Department of Biochemistry and Molecular Biology, Oklahoma State University, Stillwater, OK, 74078, USA.
Department of Entomology and Plant Pathology, Oklahoma State University, Stillwater, OK, 74078, USA.
BMC Genomics. 2017 Oct 17;18(1):796. doi: 10.1186/s12864-017-4147-y.
Manduca sexta is a large lepidopteran insect widely used as a model to study biochemistry of insect physiological processes. As a part of its genome project, over 50 cDNA libraries have been analyzed to profile gene expression in different tissues and life stages. While the RNA-seq data were used to study genes related to cuticle structure, chitin metabolism and immunity, a vast amount of the information has not yet been mined for understanding the basic molecular biology of this model insect. In fact, the basic features of these data, such as composition of the RNA-seq reads and lists of library-correlated genes, are unclear. From an extended view of all insects, clear-cut tempospatial expression data are rarely seen in the largest group of animals including Drosophila and mosquitoes, mainly due to their small sizes.
We obtained the transcriptome data, analyzed the raw reads in relation to the assembled genome, and generated heatmaps for clustered genes. Library characteristics (tissues, stages), number of mapped bases, and sequencing methods affected the observed percentages of genome transcription. While up to 40% of the reads were not mapped to the genome in the initial Cufflinks gene modeling, we identified the causes for the mapping failure and reduced the number of non-mappable reads to <8%. Similarities between libraries, measured based on library-correlated genes, clearly identified differences among tissues or life stages.
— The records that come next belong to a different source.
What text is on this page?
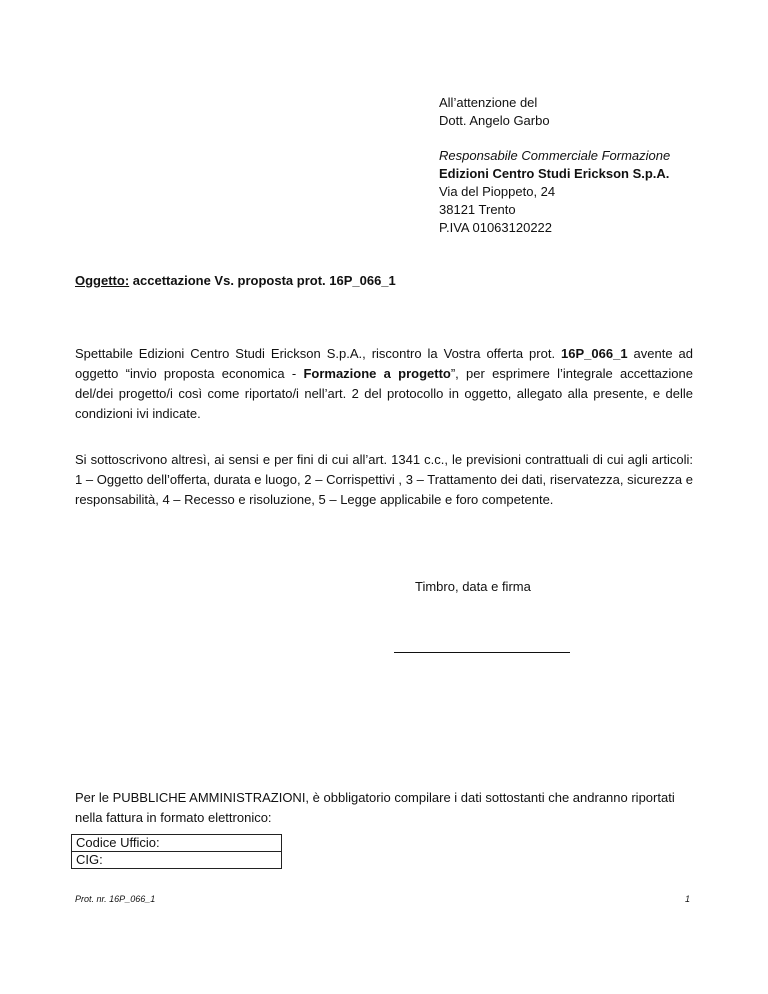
All’attenzione del
Dott. Angelo Garbo
Responsabile Commerciale Formazione
Edizioni Centro Studi Erickson S.p.A.
Via del Pioppeto, 24
38121 Trento
P.IVA 01063120222
Oggetto: accettazione Vs. proposta prot. 16P_066_1
Spettabile Edizioni Centro Studi Erickson S.p.A., riscontro la Vostra offerta prot. 16P_066_1 avente ad oggetto “invio proposta economica - Formazione a progetto”, per esprimere l’integrale accettazione del/dei progetto/i così come riportato/i nell’art. 2 del protocollo in oggetto, allegato alla presente, e delle condizioni ivi indicate.
Si sottoscrivono altresì, ai sensi e per fini di cui all’art. 1341 c.c., le previsioni contrattuali di cui agli articoli: 1 – Oggetto dell’offerta, durata e luogo, 2 – Corrispettivi , 3 – Trattamento dei dati, riservatezza, sicurezza e responsabilità, 4 – Recesso e risoluzione, 5 – Legge applicabile e foro competente.
Timbro, data e firma
Per le PUBBLICHE AMMINISTRAZIONI, è obbligatorio compilare i dati sottostanti che andranno riportati nella fattura in formato elettronico:
Codice Ufficio:
CIG:
Prot. nr. 16P_066_1	1
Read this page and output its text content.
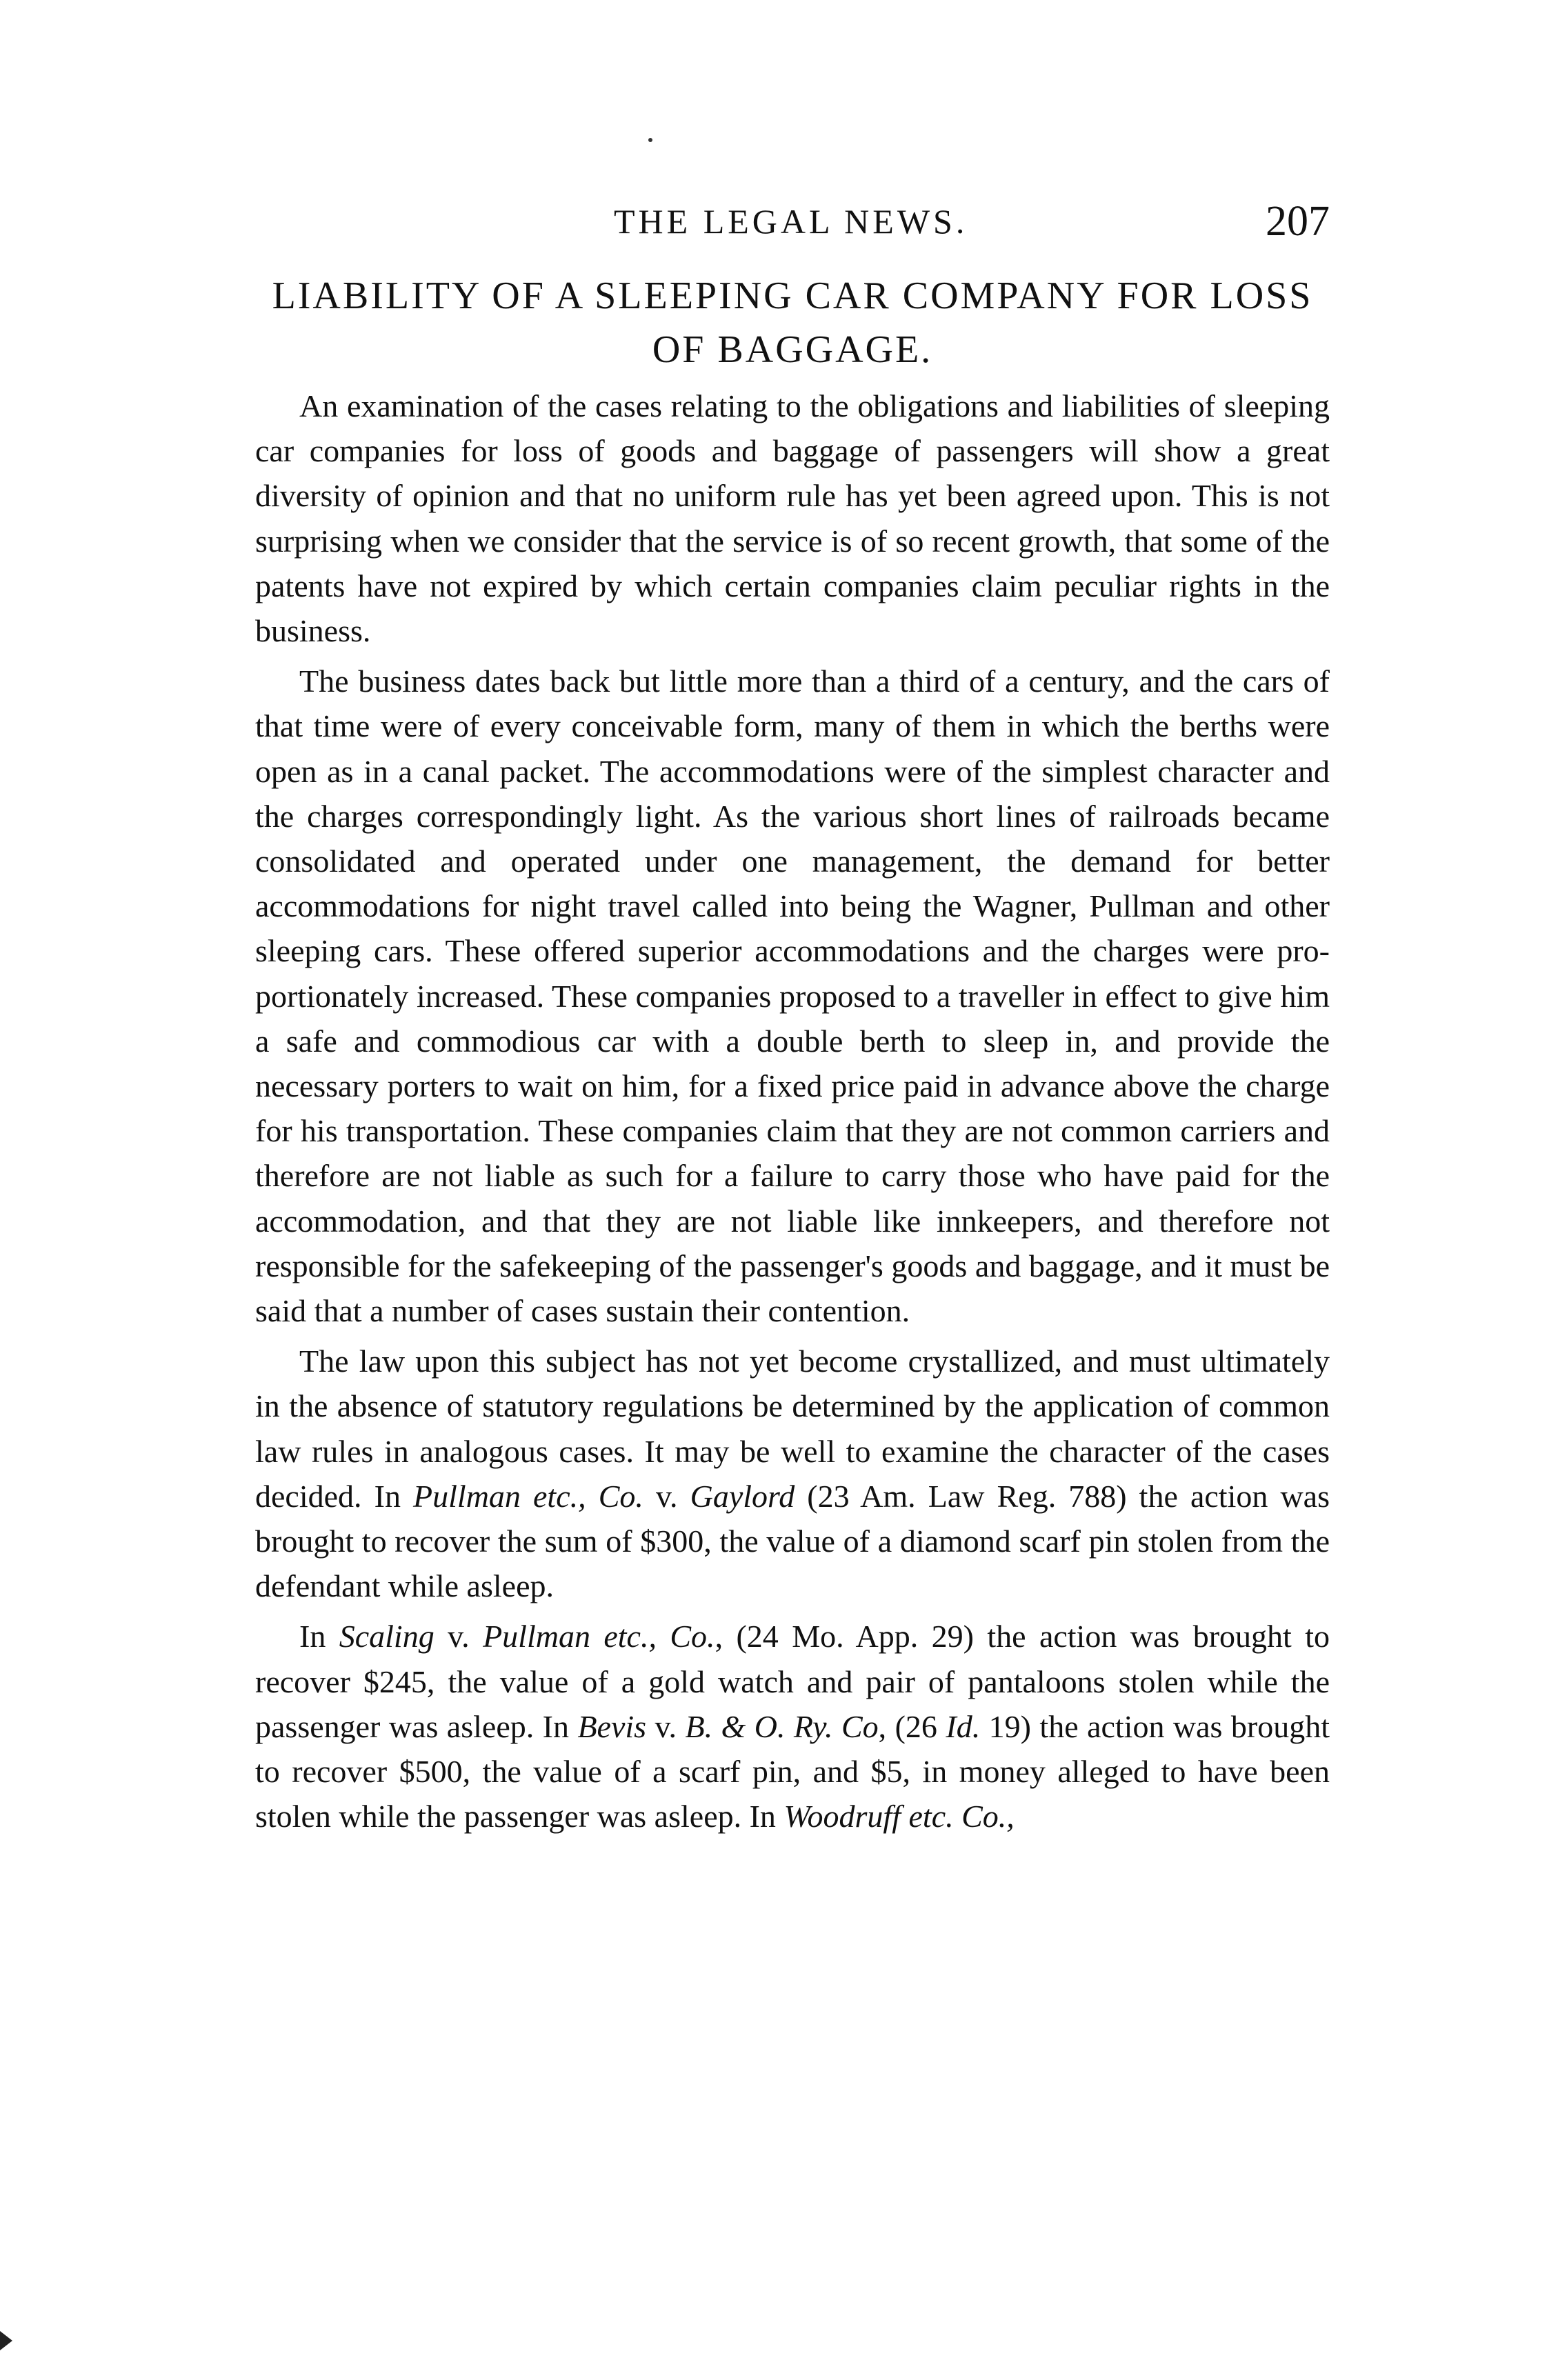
THE LEGAL NEWS.	207
LIABILITY OF A SLEEPING CAR COMPANY FOR LOSS OF BAGGAGE.

An examination of the cases relating to the obligations and liabilities of sleeping car companies for loss of goods and baggage of passengers will show a great diversity of opinion and that no uniform rule has yet been agreed upon. This is not surprising when we consider that the service is of so recent growth, that some of the patents have not expired by which certain companies claim peculiar rights in the business.

The business dates back but little more than a third of a century, and the cars of that time were of every conceivable form, many of them in which the berths were open as in a canal packet. The accommodations were of the simplest character and the charges correspondingly light. As the various short lines of railroads became consolidated and operated under one management, the demand for better accommodations for night travel called into being the Wagner, Pullman and other sleeping cars. These offered superior accommodations and the charges were proportionately increased. These companies proposed to a traveller in effect to give him a safe and commodious car with a double berth to sleep in, and provide the necessary porters to wait on him, for a fixed price paid in advance above the charge for his transportation. These companies claim that they are not common carriers and therefore are not liable as such for a failure to carry those who have paid for the accommodation, and that they are not liable like innkeepers, and therefore not responsible for the safekeeping of the passenger's goods and baggage, and it must be said that a number of cases sustain their contention.

The law upon this subject has not yet become crystallized, and must ultimately in the absence of statutory regulations be determined by the application of common law rules in analogous cases. It may be well to examine the character of the cases decided. In Pullman etc., Co. v. Gaylord (23 Am. Law Reg. 788) the action was brought to recover the sum of $300, the value of a diamond scarf pin stolen from the defendant while asleep.

In Scaling v. Pullman etc., Co., (24 Mo. App. 29) the action was brought to recover $245, the value of a gold watch and pair of pantaloons stolen while the passenger was asleep. In Bevis v. B. & O. Ry. Co, (26 Id. 19) the action was brought to recover $500, the value of a scarf pin, and $5, in money alleged to have been stolen while the passenger was asleep. In Woodruff etc. Co.,
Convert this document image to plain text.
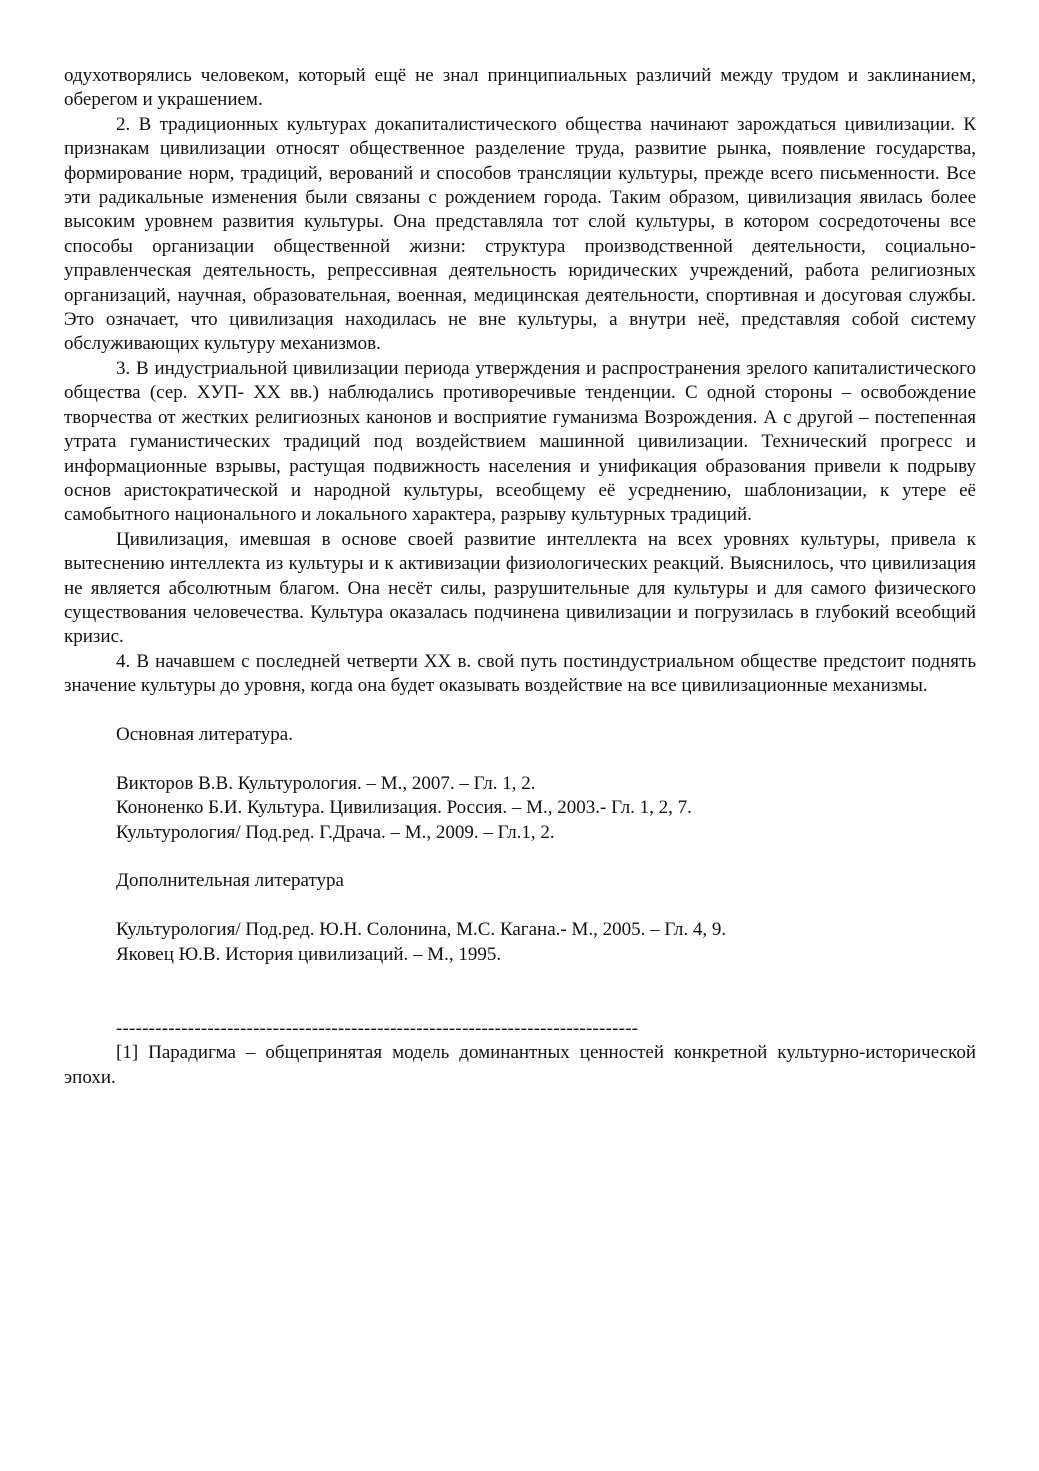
одухотворялись человеком, который ещё не знал принципиальных различий между трудом и заклинанием, оберегом и украшением.

2. В традиционных культурах докапиталистического общества начинают зарождаться цивилизации. К признакам цивилизации относят общественное разделение труда, развитие рынка, появление государства, формирование норм, традиций, верований и способов трансляции культуры, прежде всего письменности. Все эти радикальные изменения были связаны с рождением города. Таким образом, цивилизация явилась более высоким уровнем развития культуры. Она представляла тот слой культуры, в котором сосредоточены все способы организации общественной жизни: структура производственной деятельности, социально-управленческая деятельность, репрессивная деятельность юридических учреждений, работа религиозных организаций, научная, образовательная, военная, медицинская деятельности, спортивная и досуговая службы. Это означает, что цивилизация находилась не вне культуры, а внутри неё, представляя собой систему обслуживающих культуру механизмов.

3. В индустриальной цивилизации периода утверждения и распространения зрелого капиталистического общества (сер. ХУП- XX вв.) наблюдались противоречивые тенденции. С одной стороны – освобождение творчества от жестких религиозных канонов и восприятие гуманизма Возрождения. А с другой – постепенная утрата гуманистических традиций под воздействием машинной цивилизации. Технический прогресс и информационные взрывы, растущая подвижность населения и унификация образования привели к подрыву основ аристократической и народной культуры, всеобщему её усреднению, шаблонизации, к утере её самобытного национального и локального характера, разрыву культурных традиций.

Цивилизация, имевшая в основе своей развитие интеллекта на всех уровнях культуры, привела к вытеснению интеллекта из культуры и к активизации физиологических реакций. Выяснилось, что цивилизация не является абсолютным благом. Она несёт силы, разрушительные для культуры и для самого физического существования человечества. Культура оказалась подчинена цивилизации и погрузилась в глубокий всеобщий кризис.

4. В начавшем с последней четверти XX в. свой путь постиндустриальном обществе предстоит поднять значение культуры до уровня, когда она будет оказывать воздействие на все цивилизационные механизмы.

Основная литература.

Викторов В.В. Культурология. – М., 2007. – Гл. 1, 2.

Кононенко Б.И. Культура. Цивилизация. Россия. – М., 2003.- Гл. 1, 2, 7.

Культурология/ Под.ред. Г.Драча. – М., 2009. – Гл.1, 2.

Дополнительная литература

Культурология/ Под.ред. Ю.Н. Солонина, М.С. Кагана.- М., 2005. – Гл. 4, 9.

Яковец Ю.В. История цивилизаций. – М., 1995.

--------------------------------------------------------------------------------

[1] Парадигма – общепринятая модель доминантных ценностей конкретной культурно-исторической эпохи.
We calculated gene expression levels, analyzed the most abundantly expressed genes in the libraries. Furthermore, we analyzed tissue-specific gene expression and identified 18 groups of genes with distinct expression patterns.
We performed a thorough analysis of the 67 RNA-seq datasets to characterize new genomic features of M. sexta. Integrated knowledge of gene functions and expression features will facilitate future functional studies in this biochemical model insect.
曼陀罗蛾是一种大型鳞翅目昆虫,被广泛用作研究昆虫生理过程生化的模型。作为其基因组计划的一部分,已经分析了超过 50 个 cDNA 文库,以分析不同组织和生命阶段的基因表达谱。虽然 RNA-seq 数据被用于研究与表皮结构、几丁质代谢和免疫相关的基因,但大量信息尚未被挖掘出来,以了解这种模式昆虫的基本分子生物学。事实上,这些数据的基本特征,如 RNA-seq 读长的组成和文库相关基因的列表,尚不清楚。从所有昆虫的扩展视角来看,包括果蝇和蚊子在内的最大动物群体中很少有明显的时空表达数据,这主要是由于它们的体型较小。
我们获得了转录组数据,分析了与组装基因组相关的原始读长,并生成了聚类基因的热图。文库特征(组织、阶段)、映射碱基数量和测序方法影响了观察到的基因组转录百分比。虽然在初始 Cufflinks 基因建模中,多达 40%的读长无法映射到基因组,但我们确定了映射失败的原因,并将不可映射的读长数量减少到<8%。基于文库相关基因的相似性,清楚地识别出组织或生命阶段之间的差异。我们计算了基因表达水平,分析了文库中表达最丰富的基因。此外,我们还分析了组织特异性基因表达,并鉴定了 18 组具有不同表达模式的基因。
我们对 67 个 RNA-seq 数据集进行了全面分析,以描述曼陀罗蛾的新基因组特征。基因功能和表达特征的综合知识将有助于未来在这种生化模型昆虫中进行功能研究。